Elli Papaemmanuil Explains How Genomics Will Transform Cancer Care

Episode Summary

This week Harry speaks with molecular geneticist Elli Papaemmanuil about how newly available genomic data could lead to major improvements in the standard of care for cancer patients, leading to an age of true precision medicine.

Episode Notes

This week Harry speaks with molecular geneticist Elli Papaemmanuil about how newly available genomic data could lead to major improvements in the standard of care for cancer patients, leading to an age of true precision medicine.

Papaemmanuil is an assistant professor of computational oncology at Memorial Sloan Kettering Cancer Center in New York. Her lab’s research is built around the idea that the genetic sequences of tumor cells reveal distinctive acquired mutations that can allow doctors to predict the course of the disease in specific patients and help them to design individualized treatments. That idea isn’t new—but it isn’t yet standard practice in oncology, a situation Emmanuil is working to change, in part by using AI and data-driven approaches to analyze the vast number of genetic variations in diseases like leukemia and reduce them to a manageable number of classes amenable to customized treatment approaches.

Papaemmanuil says she decided to become a cancer geneticist from the moment she learned about the Human Genome Project as a young person growing up in Greece. She obtained her PhD at the University of London, and now she’s working to understand “how we can use genomic technology and genomic data to inform patient care.” She was an early adopter of microarrays to conduct genome-wide linkage studies and identify common genetic variations that predispose people to colorectal cancer, leukemia, and other cancers. More recently she’s used rapid genome sequencing technology to help complete the first catalog of genes that are commonly mutated in cancer.  She says this kind of information could help identify which patients are at risk for cancer; carry out screening to find patients with early-stage cancer, when treatment outcomes are much better; and most fundamentally, to create data-driven treatment models that account for a patient’s age, gender, lifestyle, radiographic data, and genomic parameters.

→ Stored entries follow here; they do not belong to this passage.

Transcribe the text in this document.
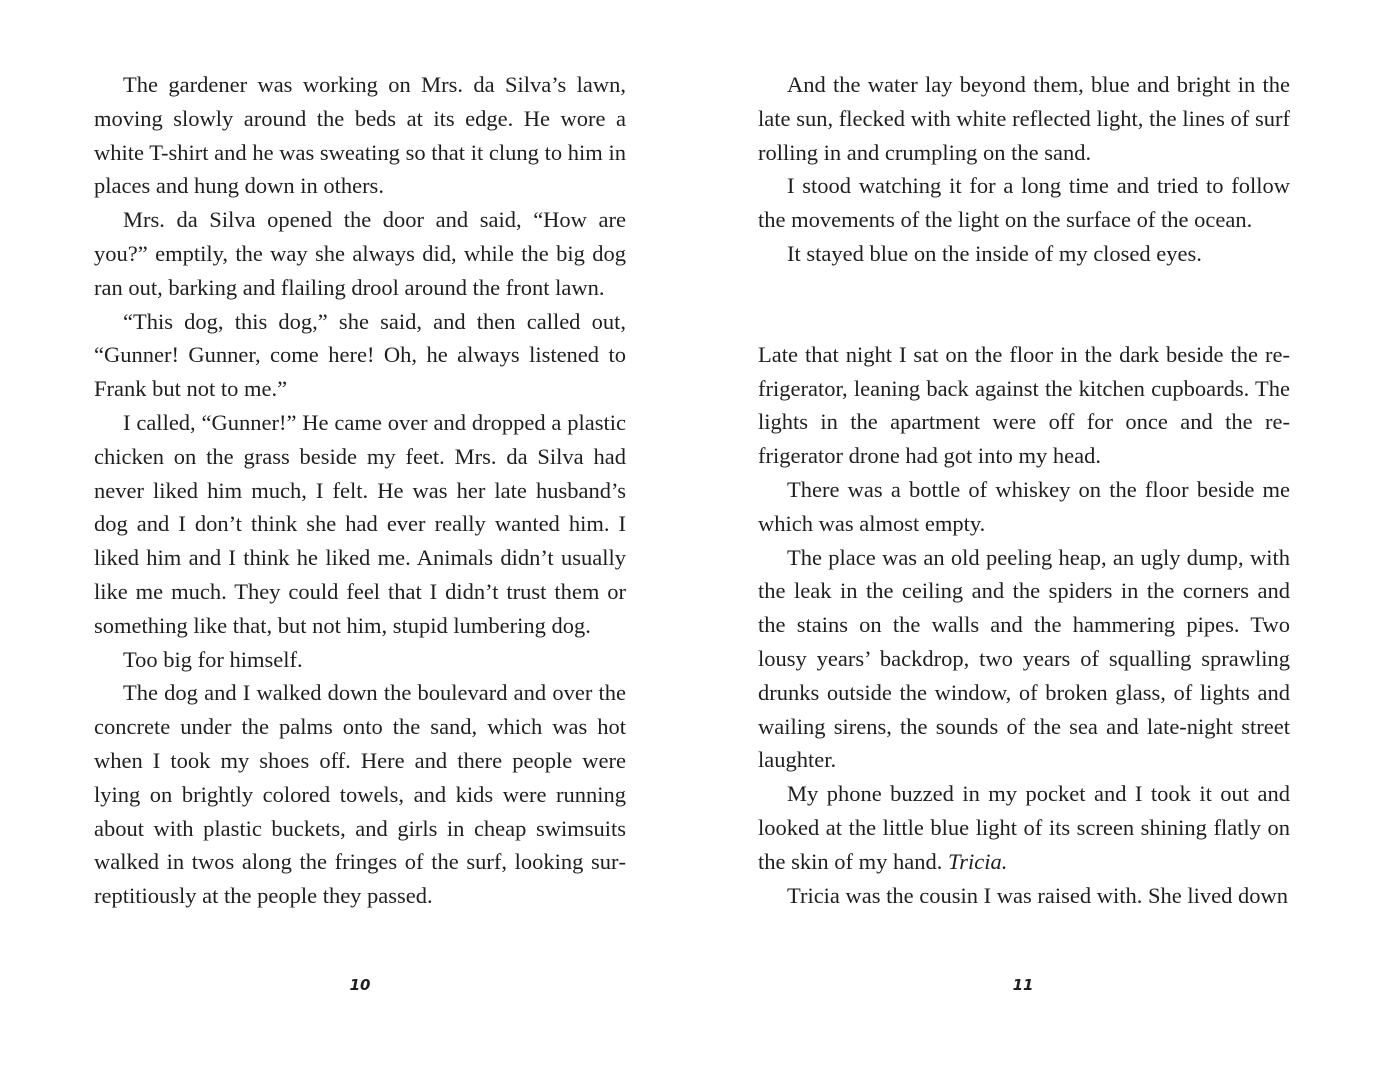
The gardener was working on Mrs. da Silva’s lawn, moving slowly around the beds at its edge. He wore a white T-shirt and he was sweating so that it clung to him in places and hung down in others.

Mrs. da Silva opened the door and said, “How are you?” emptily, the way she always did, while the big dog ran out, barking and flailing drool around the front lawn.

“This dog, this dog,” she said, and then called out, “Gunner! Gunner, come here! Oh, he always listened to Frank but not to me.”

I called, “Gunner!” He came over and dropped a plastic chicken on the grass beside my feet. Mrs. da Silva had never liked him much, I felt. He was her late husband’s dog and I don’t think she had ever really wanted him. I liked him and I think he liked me. Animals didn’t usually like me much. They could feel that I didn’t trust them or something like that, but not him, stupid lumbering dog.

Too big for himself.

The dog and I walked down the boulevard and over the concrete under the palms onto the sand, which was hot when I took my shoes off. Here and there people were lying on brightly colored towels, and kids were running about with plastic buckets, and girls in cheap swimsuits walked in twos along the fringes of the surf, looking surreptitiously at the people they passed.

10

And the water lay beyond them, blue and bright in the late sun, flecked with white reflected light, the lines of surf rolling in and crumpling on the sand.

I stood watching it for a long time and tried to follow the movements of the light on the surface of the ocean.

It stayed blue on the inside of my closed eyes.

Late that night I sat on the floor in the dark beside the refrigerator, leaning back against the kitchen cupboards. The lights in the apartment were off for once and the refrigerator drone had got into my head.

There was a bottle of whiskey on the floor beside me which was almost empty.

The place was an old peeling heap, an ugly dump, with the leak in the ceiling and the spiders in the corners and the stains on the walls and the hammering pipes. Two lousy years’ backdrop, two years of squalling sprawling drunks outside the window, of broken glass, of lights and wailing sirens, the sounds of the sea and late-night street laughter.

My phone buzzed in my pocket and I took it out and looked at the little blue light of its screen shining flatly on the skin of my hand. Tricia.

Tricia was the cousin I was raised with. She lived down

11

“At the moment our standard of care represents brute force,” Papaemmanuil says. “Now we understand that there’s a lot of complexity [in cancer], and that if we study large enough patient cohorts, and we have genetic information with very good clinical annotation and outcomes, we can bring the AI component into the process and use classification and prediction tools” to, in effect, put a powerful computational advisor in every oncology exam room.